Herbicides and resistance

  • Several herbicides are available for control of crane’s-bill, at least in major arable crops. However, with some of these, good control can only be achieved pre-emergence or by applications to young plants.  Consequently, a primary aim must be to treat crane’s-bill plants while they are small.
  • Some pre-emergence herbicides applied primarily for black-grass control in winter cereals, such as prosulfocarb, also give useful control of autumn emerging crane’s-bill but are unlikely to adequately control plants subsequently emerging in spring.  Prosulfocarb can also be used to control crane’s bill in potatoes.

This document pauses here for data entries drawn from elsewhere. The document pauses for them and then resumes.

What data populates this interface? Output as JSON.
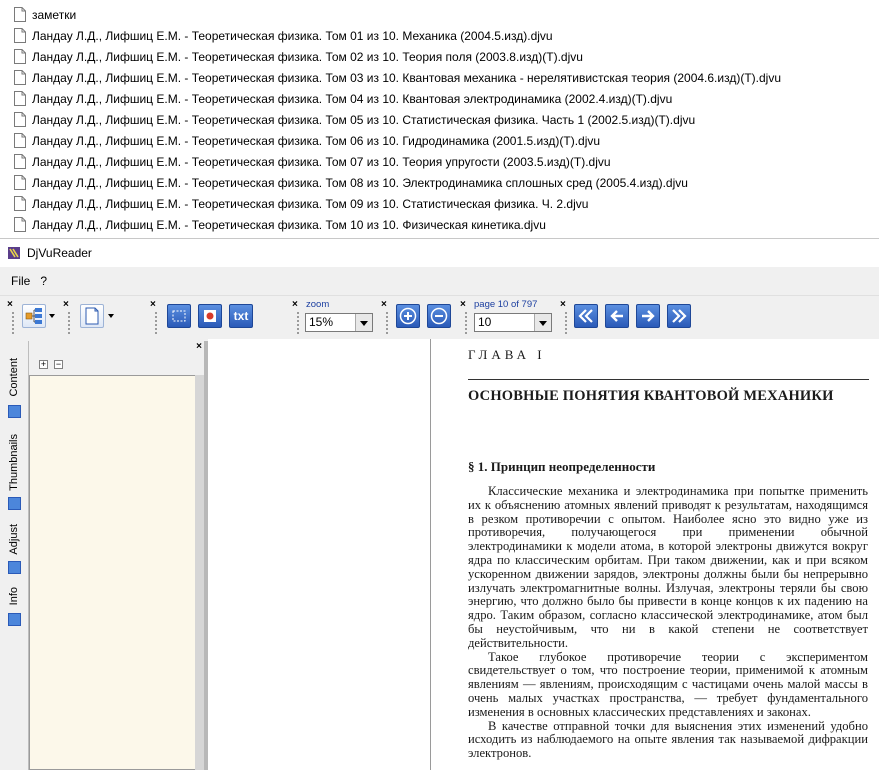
{
  "files": [
    {
      "name": "заметки"
    },
    {
      "name": "Ландау Л.Д., Лифшиц Е.М. - Теоретическая физика. Том 01 из 10. Механика (2004.5.изд).djvu"
    },
    {
      "name": "Ландау Л.Д., Лифшиц Е.М. - Теоретическая физика. Том 02 из 10. Теория поля (2003.8.изд)(Т).djvu"
    },
    {
      "name": "Ландау Л.Д., Лифшиц Е.М. - Теоретическая физика. Том 03 из 10. Квантовая механика - нерелятивистская теория (2004.6.изд)(Т).djvu"
    },
    {
      "name": "Ландау Л.Д., Лифшиц Е.М. - Теоретическая физика. Том 04 из 10. Квантовая электродинамика (2002.4.изд)(Т).djvu"
    },
    {
      "name": "Ландау Л.Д., Лифшиц Е.М. - Теоретическая физика. Том 05 из 10. Статистическая физика. Часть 1 (2002.5.изд)(Т).djvu"
    },
    {
      "name": "Ландау Л.Д., Лифшиц Е.М. - Теоретическая физика. Том 06 из 10. Гидродинамика (2001.5.изд)(Т).djvu"
    },
    {
      "name": "Ландау Л.Д., Лифшиц Е.М. - Теоретическая физика. Том 07 из 10. Теория упругости (2003.5.изд)(Т).djvu"
    },
    {
      "name": "Ландау Л.Д., Лифшиц Е.М. - Теоретическая физика. Том 08 из 10. Электродинамика сплошных сред (2005.4.изд).djvu"
    },
    {
      "name": "Ландау Л.Д., Лифшиц Е.М. - Теоретическая физика. Том 09 из 10. Статистическая физика. Ч. 2.djvu"
    },
    {
      "name": "Ландау Л.Д., Лифшиц Е.М. - Теоретическая физика. Том 10 из 10. Физическая кинетика.djvu"
    }
  ],
  "window": {
    "title": "DjVuReader"
  },
  "menu": {
    "file": "File",
    "help": "?"
  },
  "toolbar": {
    "zoom_label": "zoom",
    "zoom_value": "15%",
    "page_label": "page 10 of 797",
    "page_value": "10",
    "text_button": "txt"
  },
  "side_tabs": {
    "content": "Content",
    "thumbnails": "Thumbnails",
    "adjust": "Adjust",
    "info": "Info"
  },
  "panel": {
    "expand": "+",
    "collapse": "−"
  },
  "page": {
    "chapter_label": "ГЛАВА I",
    "chapter_title": "ОСНОВНЫЕ ПОНЯТИЯ КВАНТОВОЙ МЕХАНИКИ",
    "section_title": "§ 1. Принцип неопределенности",
    "paragraph_1": "Классические механика и электродинамика при попытке применить их к объяснению атомных явлений приводят к результатам, находящимся в резком противоречии с опытом. Наиболее ясно это видно уже из противоречия, получающегося при применении обычной электродинамики к модели атома, в которой электроны движутся вокруг ядра по классическим орбитам. При таком движении, как и при всяком ускоренном движении зарядов, электроны должны были бы непрерывно излучать электромагнитные волны. Излучая, электроны теряли бы свою энергию, что должно было бы привести в конце концов к их падению на ядро. Таким образом, согласно классической электродинамике, атом был бы неустойчивым, что ни в какой степени не соответствует действительности.",
    "paragraph_2": "Такое глубокое противоречие теории с экспериментом свидетельствует о том, что построение теории, применимой к атомным явлениям — явлениям, происходящим с частицами очень малой массы в очень малых участках пространства, — требует фундаментального изменения в основных классических представлениях и законах.",
    "paragraph_3": "В качестве отправной точки для выяснения этих изменений удобно исходить из наблюдаемого на опыте явления так называемой дифракции электронов."
  }
}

  • In cereals, sulfonylurea herbicides such as metsulfuron+tribenuron can give good control of small plants but restrictions on application to after 1 February may mean that plants are too large for effective control.  Sulfonylurea and related herbicides which can be applied in autumn, such as flupyrsulfuron or pyroxsulam+florasulam, may be a better option.
  • The formulated mixture of chlorotoluron+diflufenican+pendimethalin can also control crane’s-bill species in cereal crops.
  • The older synthetic auxin herbicides, such as MCPA and mecoprop, give poor control of crane’s-bills, but the new synthetic auxin herbicide halauxifen-methyl (‘Arylex’), formulated in mixture with fluroxypyr or florasulam, gives good control (although only small-flowered crane’s-bill is on the label).
  • In winter oil-seed rape, clomazone+napropamide (pre-emergence only), and dimethenamid (only available in mixtures with metazachlor and/or quinmerac) can give good control of crane’s-bill post-emergence.  Imazamox+quinmerac (applied before 9th true leaf stage of the crop) also gives control but can only be used in ‘Clearfield’ varieties.
  • No cases of herbicide resistant crane’s-bill (or other Geranium spp.) have been detected in the UK or, indeed, worldwide. Consequently, crane’s-bill can be considered a ‘low resistance risk’ weed based on global experience but should not be consider a ‘no resistance risk’ weed due to the high dependency on herbicides for control.  If resistance is suspected, collect a seed sample and have it tested.